I’ve had two unusual experiences at the movies recently. The first was when Grace and I went to go see the remake of Pet Sematary at a theater in Berkeley. (I’d never really gotten into Stephen King until I met Nicole, who’s crazy for him, and I read Pet Sematary a few years ago as we were winding down The Toast and absolutely adored it. He is a wildly popular author for a good reason, I think!) About forty-five minutes into the movie, the following happened three times in quick succession:
The door at the back of the theater opened abruptly
A man walked through it and stood in the triangle of light spilling out from the hallway, looking around and generally giving off an air of assessing the room
After a minute of this, he just as abruptly walked back out
This happened three times in maybe fifteen minutes. The second time it happened, most of the people in the back half of the theater were sitting up and turning around in their seats to get a better look at the guy. I had the sense all of us were running through the same internal monologue: It’s nothing, of course it’s nothing, but should we go? If it is nothing – which of course it is – what kind of stunt is he trying to pull? Who just comes and scopes out a theater in the middle of a movie? Should we – No, that’s stupid. The third time both Grace and I power-walked out to the lobby (it was the last showing of the night, and there were just a few employees left cleaning out the popcorn machines) and buttonholed one of the concessionaires.
“I’m sorry?” I said in that voice you use when you want to let a service worker know you think your question is stupid and that you’re sorry for bothering them. “We were just wondering? This guy keeps coming into our theater and looking around? It’s happened like three times in the last few minutes? Do you know anything about this?”
“Oh yeah,” she said, “We send someone in to check the theater a few times to make sure nothing crazy is going on.”
“Oh,” I said, both relieved and terrified, because that is the worst check-in plan I can possibly imagine. “We thought he was the ‘something crazy’ going on!” Then, because there was nothing left to say about it, we went back to watching Pet Sematary, feeling sheepish. (Surely there must be a better way to make sure “nothing crazy” is going on!)

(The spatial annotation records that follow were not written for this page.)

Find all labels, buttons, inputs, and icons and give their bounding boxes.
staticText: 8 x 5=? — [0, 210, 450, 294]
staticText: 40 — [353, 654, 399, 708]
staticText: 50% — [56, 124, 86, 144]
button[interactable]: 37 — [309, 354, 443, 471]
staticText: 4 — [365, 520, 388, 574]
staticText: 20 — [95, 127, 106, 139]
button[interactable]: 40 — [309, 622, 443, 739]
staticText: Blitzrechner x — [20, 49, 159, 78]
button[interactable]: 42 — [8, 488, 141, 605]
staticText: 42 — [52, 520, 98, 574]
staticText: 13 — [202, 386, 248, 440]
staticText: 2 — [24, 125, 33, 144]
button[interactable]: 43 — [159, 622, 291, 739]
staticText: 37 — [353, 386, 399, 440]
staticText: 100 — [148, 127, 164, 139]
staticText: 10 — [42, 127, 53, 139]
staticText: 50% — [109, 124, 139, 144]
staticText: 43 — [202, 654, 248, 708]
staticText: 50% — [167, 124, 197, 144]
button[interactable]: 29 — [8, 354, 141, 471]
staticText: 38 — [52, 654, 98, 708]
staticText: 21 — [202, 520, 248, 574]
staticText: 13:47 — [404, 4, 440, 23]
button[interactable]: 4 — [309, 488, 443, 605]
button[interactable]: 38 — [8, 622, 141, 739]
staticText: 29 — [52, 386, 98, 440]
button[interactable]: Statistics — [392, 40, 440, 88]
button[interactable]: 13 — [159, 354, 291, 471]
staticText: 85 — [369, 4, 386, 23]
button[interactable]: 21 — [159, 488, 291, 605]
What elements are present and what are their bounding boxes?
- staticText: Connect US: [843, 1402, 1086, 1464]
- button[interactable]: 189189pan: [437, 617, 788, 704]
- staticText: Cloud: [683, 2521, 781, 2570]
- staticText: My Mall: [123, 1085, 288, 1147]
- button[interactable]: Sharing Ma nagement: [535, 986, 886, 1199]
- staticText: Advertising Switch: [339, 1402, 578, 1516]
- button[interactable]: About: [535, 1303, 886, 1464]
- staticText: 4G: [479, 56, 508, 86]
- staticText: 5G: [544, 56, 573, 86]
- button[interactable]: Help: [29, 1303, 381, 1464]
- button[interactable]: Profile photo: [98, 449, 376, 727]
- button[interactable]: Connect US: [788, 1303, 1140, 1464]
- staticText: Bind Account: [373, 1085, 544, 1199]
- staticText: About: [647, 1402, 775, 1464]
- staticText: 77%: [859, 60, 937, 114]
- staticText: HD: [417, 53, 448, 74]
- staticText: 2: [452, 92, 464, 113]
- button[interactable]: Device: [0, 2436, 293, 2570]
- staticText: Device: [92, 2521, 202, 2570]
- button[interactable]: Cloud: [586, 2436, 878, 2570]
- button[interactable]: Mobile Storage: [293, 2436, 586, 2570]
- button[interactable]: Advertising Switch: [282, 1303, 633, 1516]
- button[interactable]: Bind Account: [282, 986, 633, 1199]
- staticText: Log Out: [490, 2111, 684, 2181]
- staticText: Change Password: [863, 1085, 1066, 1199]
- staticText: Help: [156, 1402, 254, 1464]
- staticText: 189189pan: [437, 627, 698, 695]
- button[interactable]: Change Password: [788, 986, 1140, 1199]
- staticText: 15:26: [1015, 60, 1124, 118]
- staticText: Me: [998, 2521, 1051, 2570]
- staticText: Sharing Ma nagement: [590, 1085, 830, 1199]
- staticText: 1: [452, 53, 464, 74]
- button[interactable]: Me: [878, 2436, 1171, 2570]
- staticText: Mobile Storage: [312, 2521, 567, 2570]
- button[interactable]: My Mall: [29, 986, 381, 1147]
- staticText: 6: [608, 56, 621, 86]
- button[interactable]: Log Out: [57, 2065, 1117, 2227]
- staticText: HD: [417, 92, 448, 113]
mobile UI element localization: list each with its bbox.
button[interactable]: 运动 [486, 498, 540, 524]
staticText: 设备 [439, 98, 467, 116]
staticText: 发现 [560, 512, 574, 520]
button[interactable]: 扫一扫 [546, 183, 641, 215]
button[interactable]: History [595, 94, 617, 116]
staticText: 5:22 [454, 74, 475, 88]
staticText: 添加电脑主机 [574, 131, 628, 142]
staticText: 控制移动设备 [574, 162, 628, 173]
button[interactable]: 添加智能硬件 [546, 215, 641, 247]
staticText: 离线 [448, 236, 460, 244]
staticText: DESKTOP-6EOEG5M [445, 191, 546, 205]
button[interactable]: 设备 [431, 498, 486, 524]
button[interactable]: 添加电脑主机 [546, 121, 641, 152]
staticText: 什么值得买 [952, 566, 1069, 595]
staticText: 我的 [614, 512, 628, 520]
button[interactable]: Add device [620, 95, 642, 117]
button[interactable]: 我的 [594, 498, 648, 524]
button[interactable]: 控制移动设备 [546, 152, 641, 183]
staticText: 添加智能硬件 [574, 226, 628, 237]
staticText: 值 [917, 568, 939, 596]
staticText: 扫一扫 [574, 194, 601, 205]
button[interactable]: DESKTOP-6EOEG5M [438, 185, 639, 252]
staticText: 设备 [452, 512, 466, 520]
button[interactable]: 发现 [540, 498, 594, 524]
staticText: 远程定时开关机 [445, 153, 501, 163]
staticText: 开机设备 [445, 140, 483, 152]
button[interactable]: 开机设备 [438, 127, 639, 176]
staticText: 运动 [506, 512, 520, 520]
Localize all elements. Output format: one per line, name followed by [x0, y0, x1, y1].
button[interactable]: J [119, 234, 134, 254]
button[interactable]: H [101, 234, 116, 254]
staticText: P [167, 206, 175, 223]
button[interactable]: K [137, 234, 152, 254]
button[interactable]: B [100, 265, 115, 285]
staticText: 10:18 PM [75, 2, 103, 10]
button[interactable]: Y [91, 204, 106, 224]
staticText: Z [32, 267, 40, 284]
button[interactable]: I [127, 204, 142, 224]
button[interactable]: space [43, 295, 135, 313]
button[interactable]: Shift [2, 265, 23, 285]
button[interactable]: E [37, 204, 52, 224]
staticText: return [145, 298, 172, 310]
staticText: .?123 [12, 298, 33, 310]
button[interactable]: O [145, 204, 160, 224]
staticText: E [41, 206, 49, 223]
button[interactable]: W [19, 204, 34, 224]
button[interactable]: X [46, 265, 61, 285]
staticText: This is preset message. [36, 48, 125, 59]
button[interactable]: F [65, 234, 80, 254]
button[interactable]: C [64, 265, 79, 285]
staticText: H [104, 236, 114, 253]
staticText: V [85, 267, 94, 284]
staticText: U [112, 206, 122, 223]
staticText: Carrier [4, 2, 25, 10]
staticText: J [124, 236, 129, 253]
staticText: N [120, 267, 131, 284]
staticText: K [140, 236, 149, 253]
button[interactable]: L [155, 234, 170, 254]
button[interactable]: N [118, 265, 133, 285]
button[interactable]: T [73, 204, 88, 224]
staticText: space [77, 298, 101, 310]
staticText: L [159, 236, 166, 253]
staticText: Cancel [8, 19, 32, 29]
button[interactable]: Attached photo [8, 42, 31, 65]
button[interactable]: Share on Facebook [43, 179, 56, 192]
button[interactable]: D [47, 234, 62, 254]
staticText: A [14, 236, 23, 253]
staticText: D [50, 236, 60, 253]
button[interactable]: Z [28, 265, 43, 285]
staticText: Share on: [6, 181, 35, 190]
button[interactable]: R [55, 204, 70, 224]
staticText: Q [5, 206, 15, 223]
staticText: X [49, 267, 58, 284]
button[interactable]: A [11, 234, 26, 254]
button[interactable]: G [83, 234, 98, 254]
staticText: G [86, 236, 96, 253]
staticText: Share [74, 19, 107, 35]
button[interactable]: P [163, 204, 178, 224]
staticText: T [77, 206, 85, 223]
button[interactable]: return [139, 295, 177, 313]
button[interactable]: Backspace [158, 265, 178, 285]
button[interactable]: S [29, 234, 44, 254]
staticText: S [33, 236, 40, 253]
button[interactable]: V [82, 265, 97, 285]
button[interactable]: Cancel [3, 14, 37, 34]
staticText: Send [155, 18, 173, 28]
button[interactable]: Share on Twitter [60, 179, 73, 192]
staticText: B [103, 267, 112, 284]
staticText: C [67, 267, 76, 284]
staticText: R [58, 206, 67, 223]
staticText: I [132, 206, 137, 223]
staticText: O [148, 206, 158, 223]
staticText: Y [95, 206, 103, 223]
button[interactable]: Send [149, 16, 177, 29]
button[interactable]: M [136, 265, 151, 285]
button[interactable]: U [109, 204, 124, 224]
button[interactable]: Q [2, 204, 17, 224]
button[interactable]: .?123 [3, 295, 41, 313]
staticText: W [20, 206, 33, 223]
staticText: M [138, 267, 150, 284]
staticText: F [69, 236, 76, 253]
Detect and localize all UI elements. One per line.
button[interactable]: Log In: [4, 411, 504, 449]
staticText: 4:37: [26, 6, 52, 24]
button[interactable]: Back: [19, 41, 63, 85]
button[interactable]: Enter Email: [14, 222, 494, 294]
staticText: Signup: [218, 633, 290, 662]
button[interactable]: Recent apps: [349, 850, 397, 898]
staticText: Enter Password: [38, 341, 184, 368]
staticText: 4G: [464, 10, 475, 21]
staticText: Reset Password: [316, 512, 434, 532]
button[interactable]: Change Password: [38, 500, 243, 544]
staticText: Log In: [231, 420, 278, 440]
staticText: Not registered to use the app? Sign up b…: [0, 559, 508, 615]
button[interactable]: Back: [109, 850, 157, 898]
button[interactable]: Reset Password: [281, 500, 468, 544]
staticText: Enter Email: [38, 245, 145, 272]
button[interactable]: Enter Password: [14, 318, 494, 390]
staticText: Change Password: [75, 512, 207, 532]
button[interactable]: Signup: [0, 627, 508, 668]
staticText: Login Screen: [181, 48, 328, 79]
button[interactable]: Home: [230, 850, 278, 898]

The other moment came a week or two previous, when we went to see Us, which I enjoyed immensely, although I agree it’s a bit messy. The scenes underground stayed with me for days afterwards, and I found myself thinking that there’s a particularly post-evangelical anxiety I think it activated. Not that this is a specifically post-evangelical anxiety, you see it in everything, including Buffy, and it’s probably more post-something else I’m not as familiar with. And you certainly don’t have to be anti-evangelical for the anxiety to manifest – I have a suspicion it follows around as many late-in-life Episcopalians as it does atheists (who, let’s face it, aren’t exactly far from Episcopalianism themselves.)
But the basic anxiety is this: Most of the complicated and energetic supernatural power you once believed animated the universe in is of course gone, but there’s just enough left to maintain a low-stakes, low-input version of hell. “Nothing’s real, but maybe there’s a little bit of hell” is the best way I can sum it up. To be clear, this isn’t necessarily a worldview any more than my dogged, irrational belief that Lyndon B. Johnson would have found me charming is. It’s a tic like many others, but since there’s always a part of the modern brain that whispers the worst thing you can think of is true, but only barely, it’s a particularly robust one. Buffy spent about fifteen minutes on the subject of Heaven and never (as far as I can recall) managed to populate it with any individuals, only a general sense of well-being that’s still, somehow, able to make life on earth unbearable merely by way of comparison (“I went to Heaven and all I got was this lousy post-traumatic stress disorder”). Hell and Earth, on the other hand, were absolutely chockablock with demons and bad gods, albeit usually disorganized ones.
And so the idea of a hell that is thoroughly bad but almost completely natural, human, and limited in scope is one that feels immediately recognizable and compelling; the idea of a hell that exists mostly beneath the Santa Cruz Beach Boardwalk, that’s characterized primarily by grimness, repetition, and a lack of personal power, one that’s connected faintly but persistently to life on the surface made immediate, intuitive sense to me; the fear that each act, no matter how neutral-seeming, is in fact acting as a point against us, feeding a large and low-level engine of resentment. It can be difficult to scare up a sense of the transcendent, or faith in the immanent and saving power of the God of the valley of dry bones, but the little, petty Hell of the post-evangelical mind comes easily and readily to hand. A man walks into a theater and walks back out again three times to make sure nothing crazy is going on. That’s the punchline. End of joke.